Bench Memos

Law & the Courts

Gloucester County’s Misguided Detour

For reasons I don’t understand, the Gloucester County school board is planning to ask the Supreme Court to review the Fourth Circuit’s badly confused ruling in April on transgender access to restrooms. In that ruling, the divided panel vacated the district court’s denial of a preliminary injunction to the student plaintiff, and it remanded the matter to the district court for further proceedings.

I see zero chance that the Supreme Court would grant review of the Fourth Circuit’s ruling—both because there is no final judgment in the case and especially because there is so much confusion over what the Fourth Circuit actually ruled. Even worse, one risk in seeking Supreme Court review is that the Gloucester County school board will have an incentive to overstate what the Fourth Circuit in fact ruled.

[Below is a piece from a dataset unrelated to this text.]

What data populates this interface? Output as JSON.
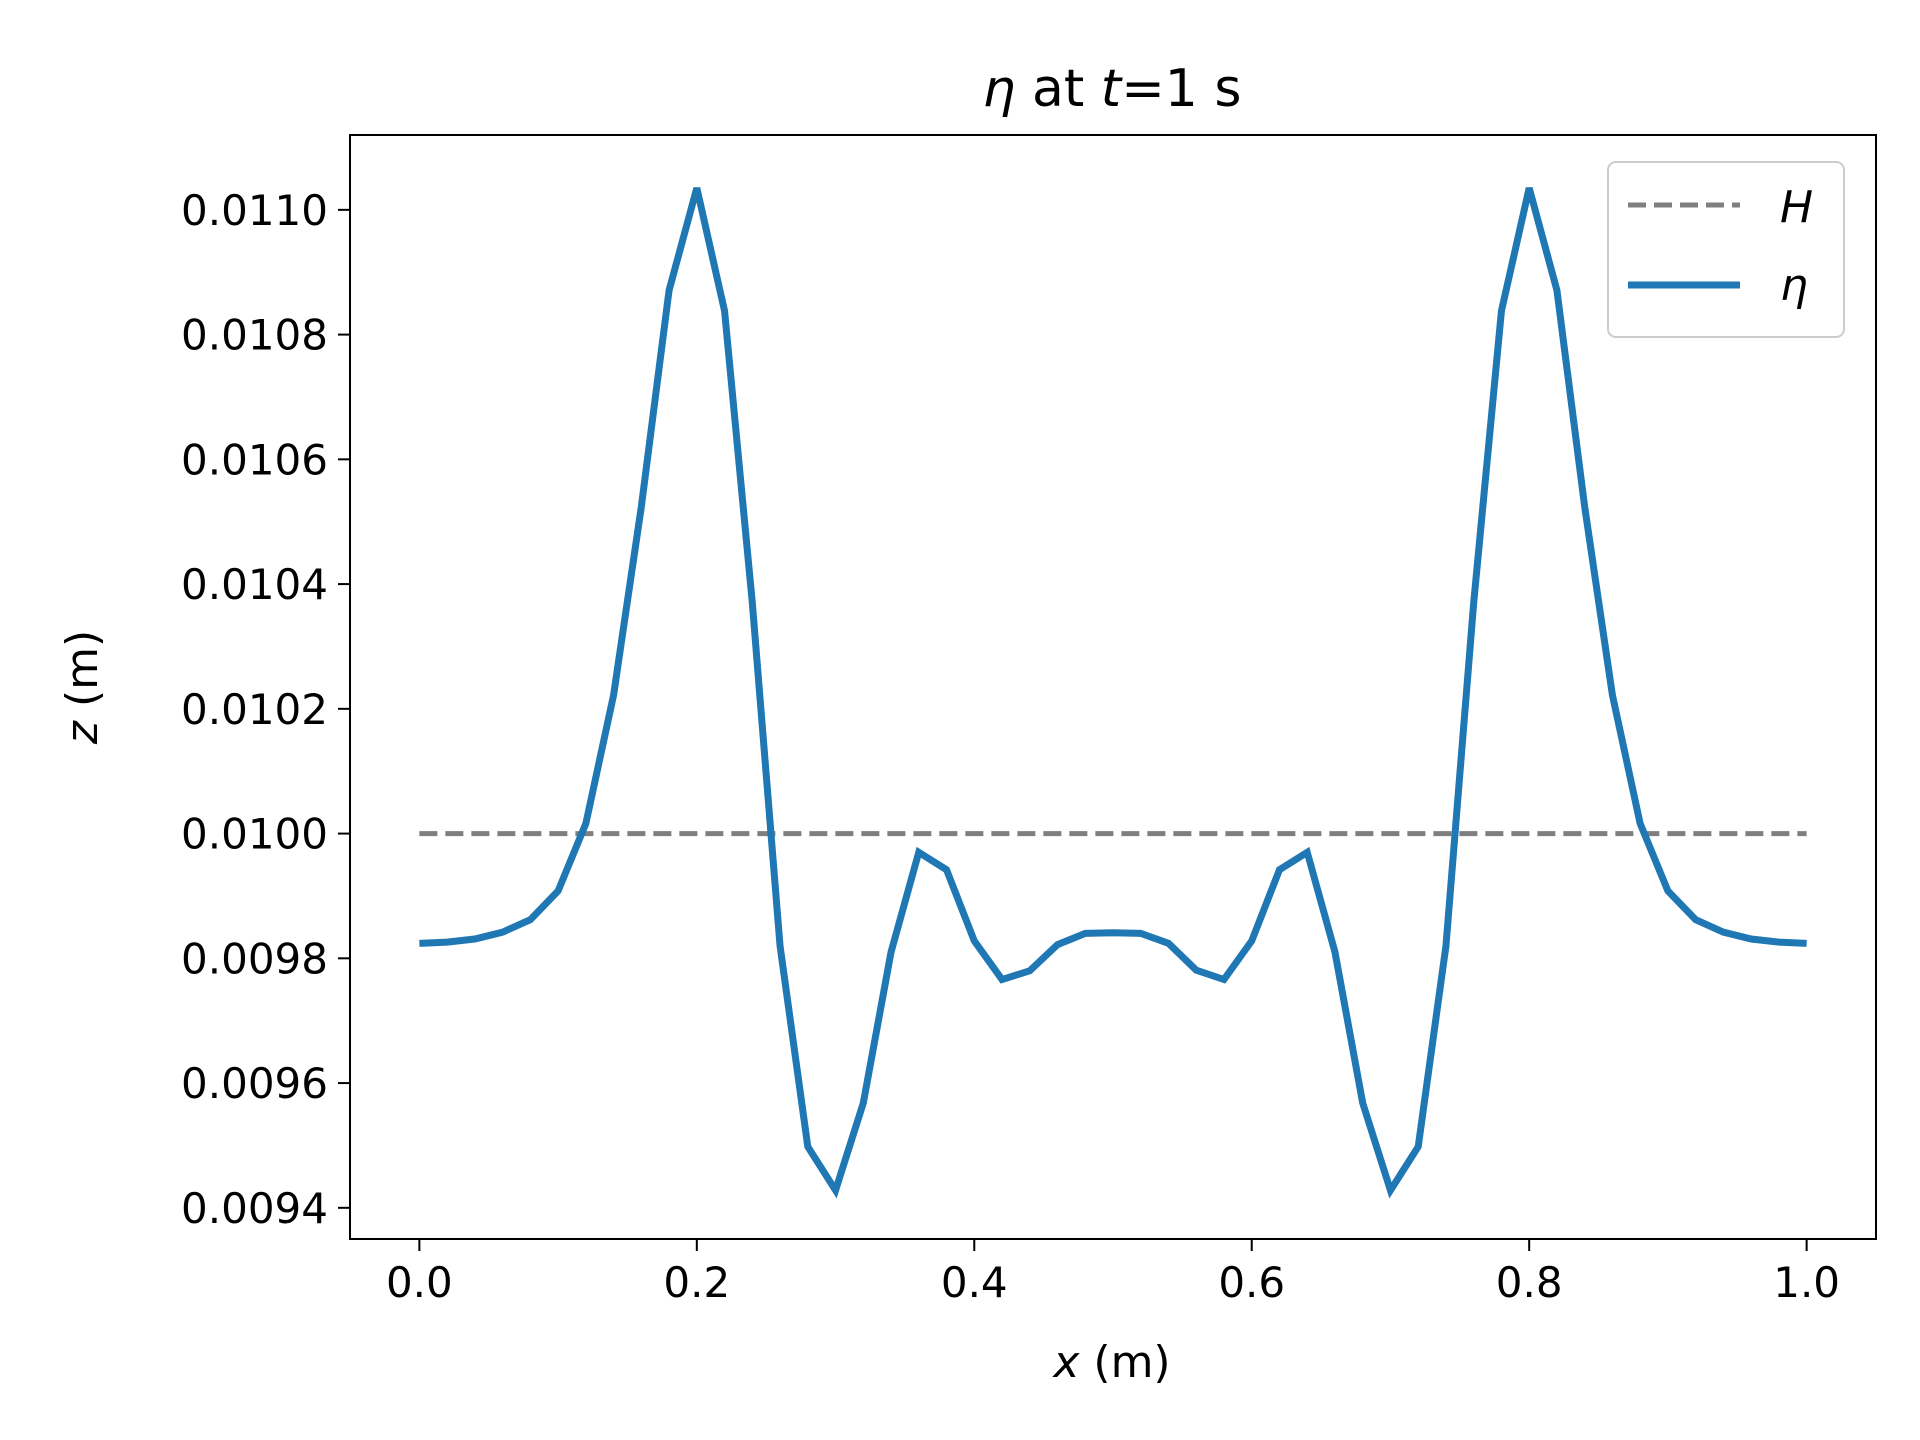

Perhaps I’m missing something, but it seems to me that the far better course for the Gloucester County school board is to let the case return promptly to the district court. On remand, the school board should simply explain to the district court that the Fourth Circuit did nothing more than rule that the district court had relied on an invalid ground in denying a preliminary injunction relief and that it remains open to the district court to rely on other grounds to deny that relief. In particular, the school board should point out that the Fourth Circuit never reached the question whether Title IX requires that schools allow boys who identify as girls to use single-sex facilities, reserved for girls (and vice versa, of course, for girls who identify as boys), and it should argue that such a reading of Title IX is plainly wrong. The district court should then rule that the student is not entitled to preliminary injunctive relief under a proper reading of Title IX.